Increase in latency and error rate

Incident Report for Gorgias

Postmortem

In our efforts to continuously improve our product we deployed a change that had an unforeseen negative performance impact. Unfortunately, this change caused downtime in one of our European clusters.

The length of the outage was due to the fact the newly introduced feature has been deployed multiple hours earlier, making it harder to pinpoint as the root cause of the issue affecting only one cluster.

After we found the root cause we reverted the change and the main database required some time to recover.

We sincerely apologize for the inconvenience. To avoid this kind of situation in the future, we will rely more and more on progressive rollouts and performance testing when releasing new features.

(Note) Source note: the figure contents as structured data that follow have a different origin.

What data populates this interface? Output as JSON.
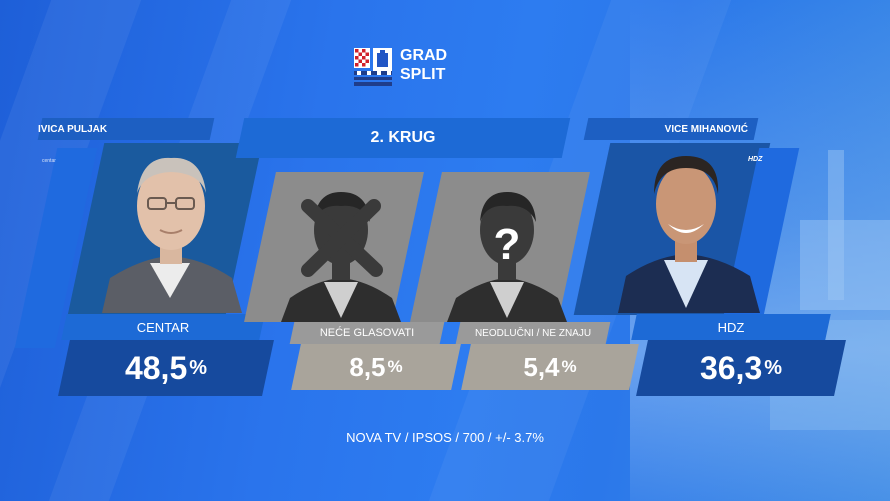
{
  "header": {
    "title_line1": "GRAD",
    "title_line2": "SPLIT"
  },
  "round": {
    "label": "2. KRUG"
  },
  "candidates": [
    {
      "name": "IVICA PULJAK",
      "tag": "centar",
      "party": "CENTAR",
      "value": "48,5",
      "unit": "%"
    },
    {
      "name": "VICE MIHANOVIĆ",
      "tag": "HDZ",
      "party": "HDZ",
      "value": "36,3",
      "unit": "%"
    }
  ],
  "others": [
    {
      "label": "NEĆE GLASOVATI",
      "value": "8,5",
      "unit": "%"
    },
    {
      "label": "NEODLUČNI / NE ZNAJU",
      "value": "5,4",
      "unit": "%",
      "symbol": "?"
    }
  ],
  "footer": {
    "source": "NOVA TV / IPSOS / 700 / +/- 3.7%"
  },
  "colors": {
    "background": "#2a74ec",
    "panel_dark": "#164a9e",
    "panel_mid": "#1d6ad6",
    "gray_panel": "#8a8a8a",
    "gray_value": "#a9a49b"
  },
  "icons": [
    "croatia-coat-of-arms-icon",
    "split-coat-of-arms-icon",
    "person-silhouette-icon",
    "cross-mark-icon",
    "question-mark-icon"
  ]
}
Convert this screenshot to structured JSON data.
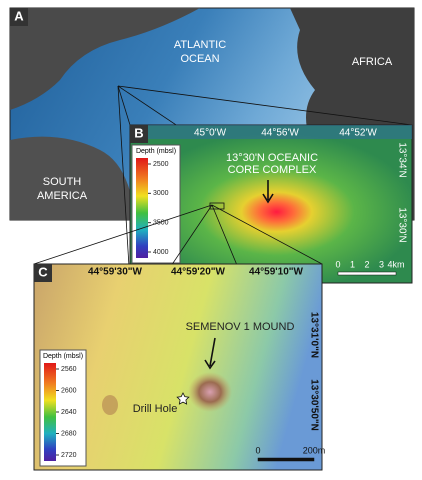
{
  "panels": [
    {
      "letter": "A",
      "labels": [
        [
          "ATLANTIC",
          "OCEAN"
        ],
        [
          "AFRICA"
        ],
        [
          "SOUTH",
          "AMERICA"
        ]
      ]
    },
    {
      "letter": "B",
      "longitudes": [
        "45°0'W",
        "44°56'W",
        "44°52'W"
      ],
      "latitudes": [
        "13°34'N",
        "13°30'N"
      ],
      "title": [
        "13°30'N OCEANIC",
        "CORE COMPLEX"
      ],
      "colorbar": {
        "title": "Depth (mbsl)",
        "ticks": [
          2500,
          3000,
          3500,
          4000
        ]
      },
      "scale": [
        "0",
        "1",
        "2",
        "3",
        "4km"
      ]
    },
    {
      "letter": "C",
      "longitudes": [
        "44°59'30\"W",
        "44°59'20\"W",
        "44°59'10\"W"
      ],
      "latitudes": [
        "13°31'0\"N",
        "13°30'50\"N"
      ],
      "title": [
        "SEMENOV 1 MOUND"
      ],
      "site": "Drill Hole",
      "colorbar": {
        "title": "Depth (mbsl)",
        "ticks": [
          2560,
          2600,
          2640,
          2680,
          2720
        ]
      },
      "scale": [
        "0",
        "200m"
      ]
    }
  ]
}
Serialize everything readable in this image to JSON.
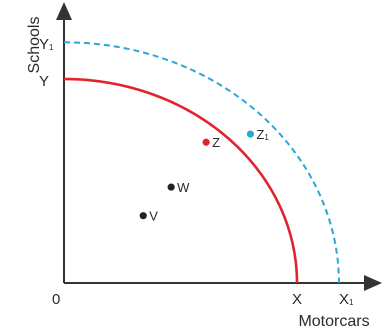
{
  "chart_data": {
    "type": "line",
    "title": "",
    "xlabel": "Motorcars",
    "ylabel": "Schools",
    "origin_label": "0",
    "grid": false,
    "legend": "none",
    "series": [
      {
        "id": "ppc-original",
        "style": "solid",
        "color": "#e0242b",
        "x_intercept": 1.0,
        "y_intercept": 1.0,
        "x_label": "X",
        "y_label": "Y"
      },
      {
        "id": "ppc-shifted",
        "style": "dashed",
        "color": "#2aa7d6",
        "x_intercept": 1.18,
        "y_intercept": 1.18,
        "x_label": "X",
        "x_label_sub": "1",
        "y_label": "Y",
        "y_label_sub": "1"
      }
    ],
    "points": [
      {
        "label": "Z",
        "sub": "",
        "x": 0.61,
        "y": 0.69,
        "color": "#e0242b",
        "label_side": "right"
      },
      {
        "label": "Z",
        "sub": "1",
        "x": 0.8,
        "y": 0.73,
        "color": "#2aa7d6",
        "label_side": "right"
      },
      {
        "label": "W",
        "sub": "",
        "x": 0.46,
        "y": 0.47,
        "color": "#222222",
        "label_side": "right"
      },
      {
        "label": "V",
        "sub": "",
        "x": 0.34,
        "y": 0.33,
        "color": "#222222",
        "label_side": "right"
      }
    ]
  }
}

Posted Sep 02, 2022 - 19:54 UTC

Resolved

This incident has been resolved.

Posted Aug 30, 2022 - 23:53 UTC

Monitoring

We have resolved the incident and all delayed messages are caught up, we are continuing to monitor the situation.

Posted Aug 30, 2022 - 19:34 UTC

Update

We are continuing to investigate this issue.

Posted Aug 30, 2022 - 15:31 UTC

Update

We are still investigating this issue. The main database is much slower than usual, slowing the whole platform down.

Posted Aug 30, 2022 - 13:52 UTC

Investigating

We are currently investigating this issue.

Posted Aug 30, 2022 - 11:45 UTC

This incident affected: Helpdesk (REST API, Web App, Mobile Apps), Helpdesk Integrations (Email, Gmail, Shopify integration), and Helpdesk Clusters (us-east1-2607, europe-west3-86c1, us-central1-d8ff).